As gaudy, airbrushed personae Emperor Steele (Luke Steele) and Lord Littlemore (Nick Littlemore), this Australian duo makes fantastical pop music informed as much by glam rock as it was JG Ballard. Debut Walking on a Dream was a crossover success that went gold in the UK and double platinum in their homeland – a much bigger success than Luke’s indie rock band The Sleepy Jackson and Nick’s left-leaning electronic outfit Pnau. You’d think that would mean the two would focus more on their incarnation as Empire of the Sun, but that album was released in ’08. It’s only this year that they finally recorded follow up Ice on the Dune, five years after the fact. In that time, Luke for the longest time took the band on a tour on his own while Nick was busy playing Music Director to Cirque De Soleil’s show Nirvana, which considering their image, doesn’t sound as bizarre as you’d think it is. Recently, JUICE took a bit of Nick’s time and discussed the waning myth of pop and rock stars, the band’s cinematic eye for a medium that rouses our hearing, and the destructive potential of pop music.
It’s been five years since Walking On A Dream, that’s quite a big gap from debut to sophomore. Was there a fear of sophomore slum? Is that why the big gap?
Well you know, Luke was on the road for a long time and I was working, I ran away and joined the circus, so those things take time. We’re not a normal project, we’re not some band that will have their whole life cycle in 5 years – Empire of The Sun is a much loftier vision than that, it goes on and on.
You mentioned the circus just now; you’ve worked with Cirque De Soleil a bit. Has that influence Empire of The Sun in any way?
Well, no. I think the influence is more on the discipline and the kind of understanding of putting things together and trying to tie in a concept. We have the growth that we do as we age and we explore as we experience.
The album was recorded in a world tour of studios. Did each of the cities you recorded at affect each of the songs in a specific way?
I think environment can influence things, I think environment doesn’t influence the sound as much as the individual, and then therefore the music that comes out from the environment. But we always try to create very resonant spaces, very comfortable ones. You know, we love the imagery of old opium dens, not that that is something we do, but certainly that kind of lush environment, very comfortable, and kind of closed and cloaked, it’s a special thing to create. In order to conjure up all this magic, we need to create a space within a house or a studio that exists; we like to work on spaces with different types of people and place ourselves in and out of our levels of comfort, to see where we may find things and how the world can look differently from one window through another.

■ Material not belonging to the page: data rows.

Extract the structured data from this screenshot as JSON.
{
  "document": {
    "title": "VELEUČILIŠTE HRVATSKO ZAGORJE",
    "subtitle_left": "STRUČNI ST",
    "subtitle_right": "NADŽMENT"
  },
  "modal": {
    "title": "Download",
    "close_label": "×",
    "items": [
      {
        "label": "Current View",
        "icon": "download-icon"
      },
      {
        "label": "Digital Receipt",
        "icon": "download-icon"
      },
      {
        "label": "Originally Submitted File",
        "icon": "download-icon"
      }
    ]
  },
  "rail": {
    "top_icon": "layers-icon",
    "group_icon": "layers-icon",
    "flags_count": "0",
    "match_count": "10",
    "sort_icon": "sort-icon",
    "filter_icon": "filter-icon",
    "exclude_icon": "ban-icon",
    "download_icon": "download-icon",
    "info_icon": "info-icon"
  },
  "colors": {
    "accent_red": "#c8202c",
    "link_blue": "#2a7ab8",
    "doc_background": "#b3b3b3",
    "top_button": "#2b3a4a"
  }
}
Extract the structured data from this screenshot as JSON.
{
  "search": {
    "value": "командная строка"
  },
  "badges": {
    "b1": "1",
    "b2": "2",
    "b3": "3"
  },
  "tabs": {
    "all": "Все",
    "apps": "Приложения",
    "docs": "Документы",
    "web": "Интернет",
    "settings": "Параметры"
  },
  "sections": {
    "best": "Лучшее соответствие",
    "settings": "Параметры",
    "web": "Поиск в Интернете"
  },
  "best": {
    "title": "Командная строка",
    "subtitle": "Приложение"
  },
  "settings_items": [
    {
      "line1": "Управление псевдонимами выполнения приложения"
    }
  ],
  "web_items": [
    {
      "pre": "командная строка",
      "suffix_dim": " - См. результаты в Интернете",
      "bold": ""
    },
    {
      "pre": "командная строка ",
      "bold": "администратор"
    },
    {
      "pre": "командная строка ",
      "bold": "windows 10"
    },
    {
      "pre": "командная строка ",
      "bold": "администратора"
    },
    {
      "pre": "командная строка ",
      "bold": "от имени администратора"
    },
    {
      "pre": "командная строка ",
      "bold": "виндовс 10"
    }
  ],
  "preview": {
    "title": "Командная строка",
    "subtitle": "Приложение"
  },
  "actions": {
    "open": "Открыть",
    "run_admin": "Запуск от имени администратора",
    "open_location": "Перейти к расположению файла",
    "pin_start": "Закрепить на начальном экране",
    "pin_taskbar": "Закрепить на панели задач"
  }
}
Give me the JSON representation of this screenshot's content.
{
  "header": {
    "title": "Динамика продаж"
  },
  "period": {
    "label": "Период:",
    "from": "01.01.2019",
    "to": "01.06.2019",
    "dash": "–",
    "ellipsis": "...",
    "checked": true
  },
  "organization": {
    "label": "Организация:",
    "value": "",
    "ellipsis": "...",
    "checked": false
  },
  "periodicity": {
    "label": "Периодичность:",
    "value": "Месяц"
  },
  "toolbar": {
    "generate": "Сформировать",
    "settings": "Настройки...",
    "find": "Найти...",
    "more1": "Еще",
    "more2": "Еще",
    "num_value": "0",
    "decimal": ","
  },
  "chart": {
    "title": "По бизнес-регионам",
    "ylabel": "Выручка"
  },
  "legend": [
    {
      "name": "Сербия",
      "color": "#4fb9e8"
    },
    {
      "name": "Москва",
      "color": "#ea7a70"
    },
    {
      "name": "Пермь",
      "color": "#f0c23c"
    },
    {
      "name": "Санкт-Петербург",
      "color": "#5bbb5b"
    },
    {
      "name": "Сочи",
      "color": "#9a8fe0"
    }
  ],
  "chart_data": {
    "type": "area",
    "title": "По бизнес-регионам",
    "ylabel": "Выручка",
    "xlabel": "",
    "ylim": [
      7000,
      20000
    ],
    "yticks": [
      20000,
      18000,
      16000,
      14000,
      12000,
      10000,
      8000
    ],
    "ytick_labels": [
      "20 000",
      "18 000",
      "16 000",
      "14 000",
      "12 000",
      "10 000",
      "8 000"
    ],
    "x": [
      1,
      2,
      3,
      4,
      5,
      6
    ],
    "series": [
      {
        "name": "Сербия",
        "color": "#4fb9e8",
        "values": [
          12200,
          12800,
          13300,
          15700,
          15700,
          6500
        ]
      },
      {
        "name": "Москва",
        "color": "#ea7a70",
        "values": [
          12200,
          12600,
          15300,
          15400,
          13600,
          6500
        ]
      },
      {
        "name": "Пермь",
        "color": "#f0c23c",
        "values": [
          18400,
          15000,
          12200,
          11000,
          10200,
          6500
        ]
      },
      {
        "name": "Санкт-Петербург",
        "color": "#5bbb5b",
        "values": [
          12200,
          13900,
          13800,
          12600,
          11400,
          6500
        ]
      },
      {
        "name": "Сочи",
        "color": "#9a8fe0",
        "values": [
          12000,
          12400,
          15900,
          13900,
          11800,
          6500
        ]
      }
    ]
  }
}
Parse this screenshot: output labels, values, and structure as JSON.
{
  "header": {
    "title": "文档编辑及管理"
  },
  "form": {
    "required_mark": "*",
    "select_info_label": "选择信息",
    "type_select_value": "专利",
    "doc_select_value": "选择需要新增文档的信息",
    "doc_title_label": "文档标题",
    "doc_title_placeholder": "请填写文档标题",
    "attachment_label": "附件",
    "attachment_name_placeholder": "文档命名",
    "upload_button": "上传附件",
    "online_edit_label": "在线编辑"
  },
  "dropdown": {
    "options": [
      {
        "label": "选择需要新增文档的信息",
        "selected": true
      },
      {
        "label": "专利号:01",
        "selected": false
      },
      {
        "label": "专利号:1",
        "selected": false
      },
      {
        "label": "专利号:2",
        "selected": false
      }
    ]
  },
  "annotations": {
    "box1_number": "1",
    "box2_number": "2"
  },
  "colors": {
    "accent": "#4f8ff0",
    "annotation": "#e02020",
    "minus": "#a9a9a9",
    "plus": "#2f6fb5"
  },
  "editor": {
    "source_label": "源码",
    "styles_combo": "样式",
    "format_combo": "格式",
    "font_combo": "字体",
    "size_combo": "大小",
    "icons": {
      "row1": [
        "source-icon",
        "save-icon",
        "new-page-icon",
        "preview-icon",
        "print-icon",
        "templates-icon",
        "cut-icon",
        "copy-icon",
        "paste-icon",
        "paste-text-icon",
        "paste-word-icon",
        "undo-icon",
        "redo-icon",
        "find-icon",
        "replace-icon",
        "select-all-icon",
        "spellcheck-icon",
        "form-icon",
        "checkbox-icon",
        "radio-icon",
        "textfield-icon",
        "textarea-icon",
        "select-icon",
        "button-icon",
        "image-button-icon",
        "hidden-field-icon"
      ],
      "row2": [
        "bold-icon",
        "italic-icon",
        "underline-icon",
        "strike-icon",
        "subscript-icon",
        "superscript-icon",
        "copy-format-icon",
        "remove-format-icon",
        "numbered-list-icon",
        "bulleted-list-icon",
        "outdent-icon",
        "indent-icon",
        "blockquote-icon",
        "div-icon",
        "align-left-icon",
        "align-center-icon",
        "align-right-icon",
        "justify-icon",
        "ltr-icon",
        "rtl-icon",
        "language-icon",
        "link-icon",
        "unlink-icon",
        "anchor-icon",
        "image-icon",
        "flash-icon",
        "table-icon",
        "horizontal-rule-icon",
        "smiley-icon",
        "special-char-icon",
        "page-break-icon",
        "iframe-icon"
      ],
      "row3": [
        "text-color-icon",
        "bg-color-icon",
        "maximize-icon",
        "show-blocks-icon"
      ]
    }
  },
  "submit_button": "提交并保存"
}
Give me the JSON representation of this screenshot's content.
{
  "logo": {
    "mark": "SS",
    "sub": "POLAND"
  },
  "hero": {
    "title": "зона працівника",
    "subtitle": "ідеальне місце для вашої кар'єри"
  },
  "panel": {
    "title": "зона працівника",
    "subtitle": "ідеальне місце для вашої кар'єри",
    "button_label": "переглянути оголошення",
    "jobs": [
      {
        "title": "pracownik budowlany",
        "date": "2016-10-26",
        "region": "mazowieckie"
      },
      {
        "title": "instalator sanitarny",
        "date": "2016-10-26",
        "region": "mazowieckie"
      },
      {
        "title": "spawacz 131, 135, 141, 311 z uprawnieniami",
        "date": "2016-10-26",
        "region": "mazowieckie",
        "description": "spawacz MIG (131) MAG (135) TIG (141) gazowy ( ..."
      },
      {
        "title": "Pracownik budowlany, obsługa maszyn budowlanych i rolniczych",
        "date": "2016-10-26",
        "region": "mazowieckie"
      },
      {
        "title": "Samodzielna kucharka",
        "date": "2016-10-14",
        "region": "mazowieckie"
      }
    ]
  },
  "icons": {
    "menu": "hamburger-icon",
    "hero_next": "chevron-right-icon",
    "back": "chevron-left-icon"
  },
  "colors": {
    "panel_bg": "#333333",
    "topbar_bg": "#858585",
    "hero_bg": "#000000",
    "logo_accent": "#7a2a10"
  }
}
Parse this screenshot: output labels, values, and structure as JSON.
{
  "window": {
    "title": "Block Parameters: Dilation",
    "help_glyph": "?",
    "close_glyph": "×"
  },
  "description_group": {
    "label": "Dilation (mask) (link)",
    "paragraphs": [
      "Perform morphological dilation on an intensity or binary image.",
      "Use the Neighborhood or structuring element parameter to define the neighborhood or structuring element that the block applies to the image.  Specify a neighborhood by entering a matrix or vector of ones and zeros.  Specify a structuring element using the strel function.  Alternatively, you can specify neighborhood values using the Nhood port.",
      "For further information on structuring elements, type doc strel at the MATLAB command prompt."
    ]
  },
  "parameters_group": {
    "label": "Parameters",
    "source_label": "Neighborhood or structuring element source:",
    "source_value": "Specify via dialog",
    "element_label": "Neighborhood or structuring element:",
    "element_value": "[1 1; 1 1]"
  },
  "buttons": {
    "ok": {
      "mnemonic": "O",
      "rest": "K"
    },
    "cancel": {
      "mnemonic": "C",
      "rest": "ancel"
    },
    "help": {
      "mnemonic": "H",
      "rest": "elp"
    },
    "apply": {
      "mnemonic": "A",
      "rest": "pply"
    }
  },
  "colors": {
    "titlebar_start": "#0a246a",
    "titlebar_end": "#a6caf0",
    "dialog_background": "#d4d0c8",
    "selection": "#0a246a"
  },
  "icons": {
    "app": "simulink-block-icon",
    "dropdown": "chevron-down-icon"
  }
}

But you guys had to travel from New York to New Zealand to record your album; can’t it be at one place since it’s all about the people instead of the environment?
Well at the time I was living in New York and Luke was living in LA, we were just about to settle. So it only seemed fair. Over the Christmas period, he had to go back to his family so we headed over there and I was with my family then we worked in Australia… There’s more of the matter of the course our lives have changed [than a conscious decision made for the album].
We haven’t heard the new album, but if you could describe to us the raw sound, themes, and emotions, what would it be?
A technicolour dream unlike any vision you’ve ever experienced. Imagine a world beyond the world, light years from now, generations above and beyond explosions.
… okay. From the way you describe it just now, it seems like Empire of the Sun is very conceptual. Also, the title track ‘Ice on the Dune’ is actually based on a movie that you guys are working on? Could you tell us more about that?
We’re in the spirit of kind and creation and we love to create and we love to explore, we continue to make things and make friends in the pursuit of something greater than our spells and yes I would imagine the film is certainly something that’s part of that. We’re talking about a Vegas style show that we tour separate from the live band, with a play of sorts with the intergalactic interplay, not just the play. I don’t know how many things are coming your way [actually]… from the children’s book to the toys.
The film is a collaboration with Bad Robot, right? How did that happen?
These things just happened through chance and luck in pursuit of honesty and earnestness.
Were you guys big fans of JJ Abrams before this or was it purely coincidental?
Well it turns out I was a fan, but I wasn’t aware he was the man behind so many things that I love, and one of the lesser known things [by him] that I love was this wonderful film that he wrote when he was 23 called Regarding Henry with Harrison Ford in it. I mean I saw the movie the other day and it’s such a wonderful piece. It’s unbelievably tough and true all of the same time, often emotions can stir up things maybe that’ll come true in real life and in reality in the same way, but he has this uncanny ability to tell two things at the same time.
Although the band’s name is purely coincidental, has these always been a cinematic side to your creative process?
Well I think that Luke and I went to art school and I was very interested in cinema, making movies, and doing soundtracks, which was how I got into making music. I think, we’re both interested in cinema because it’s so epic and there are so many more colours that you can explore in a pop song. We don’t like to limit ourselves in any way, I don’t think you can limit a dream, can you? So why would you limit a song.